A human case of highly pathogenic avian influenza (HPAI) A(H5) (“H5 bird flu”) virus infection in the United States has been identified in the state of Michigan.

This is the second case associated with an ongoing multistate outbreak of A(H5N1) in dairy cows. As with the case in Texas, the individual is a worker on a dairy farm where H5N1 virus has been identified in cows. While a nasal swab from the person tested negative for influenza in Michigan, an eye swab from the patient was shipped to the Centers for Disease Control and Prevention (CDC) and tested positive for influenza A(H5) virus, indicating an eye infection. Similar to the Texas case, the patient only reported eye symptoms. CDC has been watching influenza surveillance systems closely, particularly in affected states, and there has been no sign of unusual influenza activity in people, including in syndromic surveillance.

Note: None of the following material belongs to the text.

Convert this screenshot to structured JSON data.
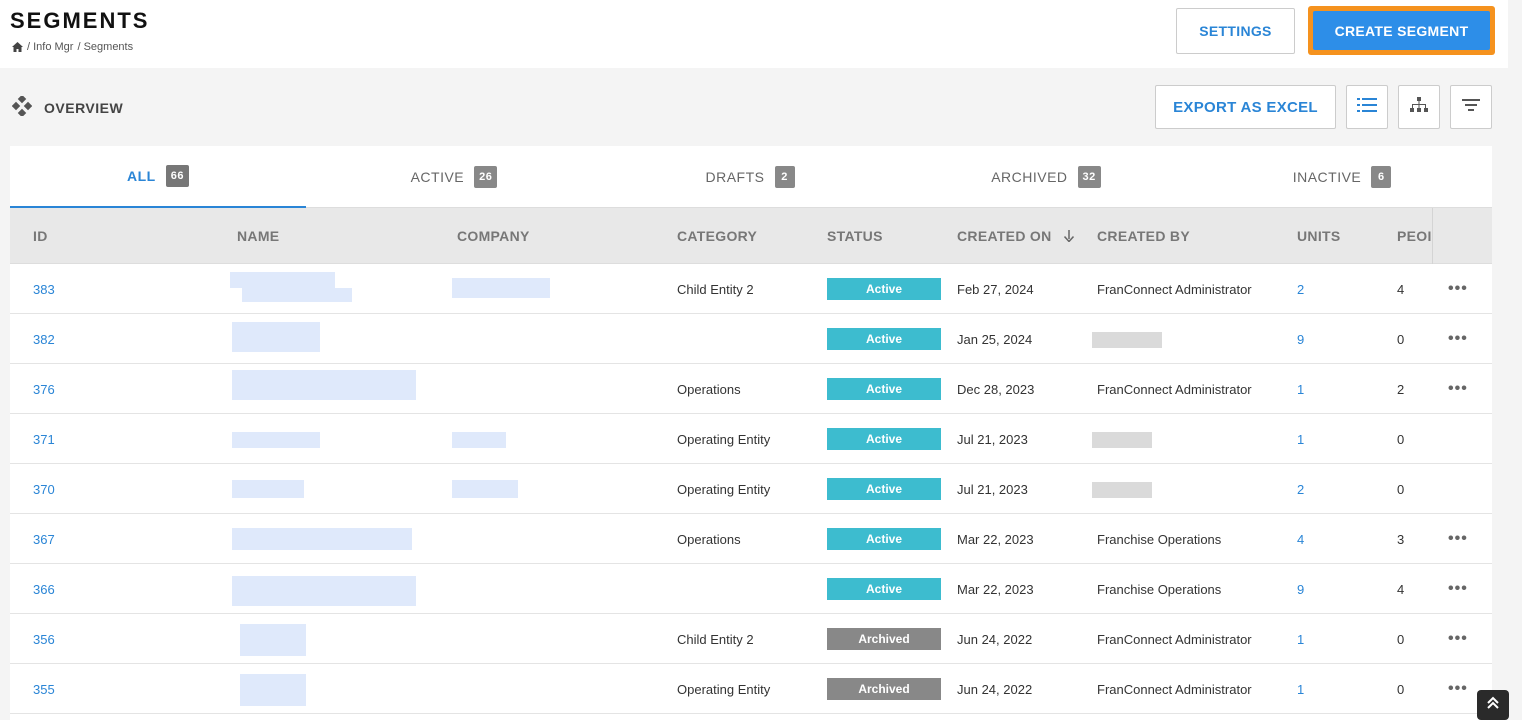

Based on the information available, this infection does not change CDC’s current H5N1 bird flu human health risk assessment for the U.S. general public, which the agency considers to be low. However, this development underscores the importance of recommended precautions in people with exposure to infected or potentially infected animals. People with close or prolonged, unprotected exposures to infected birds or other animals (including livestock), or to environments contaminated by infected birds or other animals, are at greater risk of infection.